About
Humans have been on this Earth for at least a quarter million years. It is hubris to think that anything we experience today - the trials and tribulations of modern life - is new. As Prior in Angels in America (Tony Kushner’s magnum opus) once said: “It’s something you learn after your second theme party: It’s all been done before.”
From the Peloponnesian War to the Peasants' Revolt, we'll prove that there's nothing new under the sun – except, perhaps, for OnlyFans. Our forebears grappled with the same existential quandaries that plague us today – just with fewer emojis and more dysentery.
Think of this as dialectical materialism for a generation that’s replaced class solidarity with 'moving with intention' and historical understanding with astrology apps. We'll examine everything from how Medieval peasants handled economic collapse to what Ancient Egyptians can teach us about the attention economy (they literally wrote on walls for clout). All while proving that your supposedly unique psychological damage has been in style since before the Bronze Age.
Sure, we've got iPhones and SSRIs now, but the fundamental experience of being a confused primate hasn't changed since we figured out how to walk upright. Your dating app anxiety? The Greeks had a philosophical treatise for that. Worried about societal collapse? The Byzantines had some thoughts.
Consider this your weekly dose of historical perspective, served with a side of misanthropic humor and just enough academic jargon to make you feel superior to your Peloton-obsessed girlies. We'll be your guide through the historical funhouse mirror, showing you how your thoroughly modern problems are actually just vintage human confusion wearing AirPods.

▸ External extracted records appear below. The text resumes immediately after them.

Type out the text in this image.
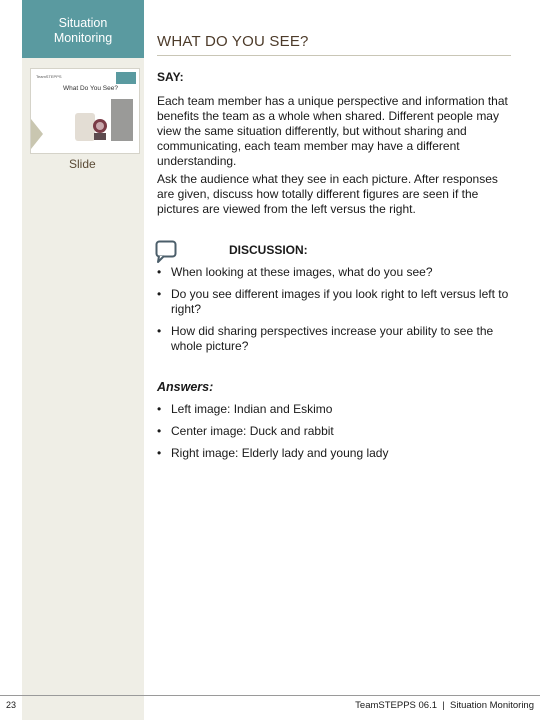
Situation
Monitoring
TeamSTEPPS
What Do You See?
Slide
WHAT DO YOU SEE?
SAY:

Each team member has a unique perspective and information that benefits the team as a whole when shared. Different people may view the same situation differently, but without sharing and communicating, each team member may have a different understanding.

Ask the audience what they see in each picture. After responses are given, discuss how totally different figures are seen if the pictures are viewed from the left versus the right.

DISCUSSION:
• When looking at these images, what do you see?
• Do you see different images if you look right to left versus left to right?
• How did sharing perspectives increase your ability to see the whole picture?
Answers:
• Left image: Indian and Eskimo
• Center image: Duck and rabbit
• Right image: Elderly lady and young lady
23	TeamSTEPPS 06.1  |  Situation Monitoring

Feel free to subscribe if you too have realized that your carefully curated Instagram aesthetic is just cave paintings for people with student loan debt. Together we'll excavate the collective wisdom of our ancestors, who somehow managed to build civilization without the benefit of mindfulness apps or McKinsey consultants telling them how to optimize their hunter-gatherer workflow. Because at the end of the day, we're all just slightly evolved primates trying to make sense of existence – only now we have to do it while pretending to care about our Spotify Wrapped and whether Mercury is in retrograde.
Welcome to historical analysis for peeps too irony-poisoned for conventional wisdom but unwilling to keep pretending that posting is praxis.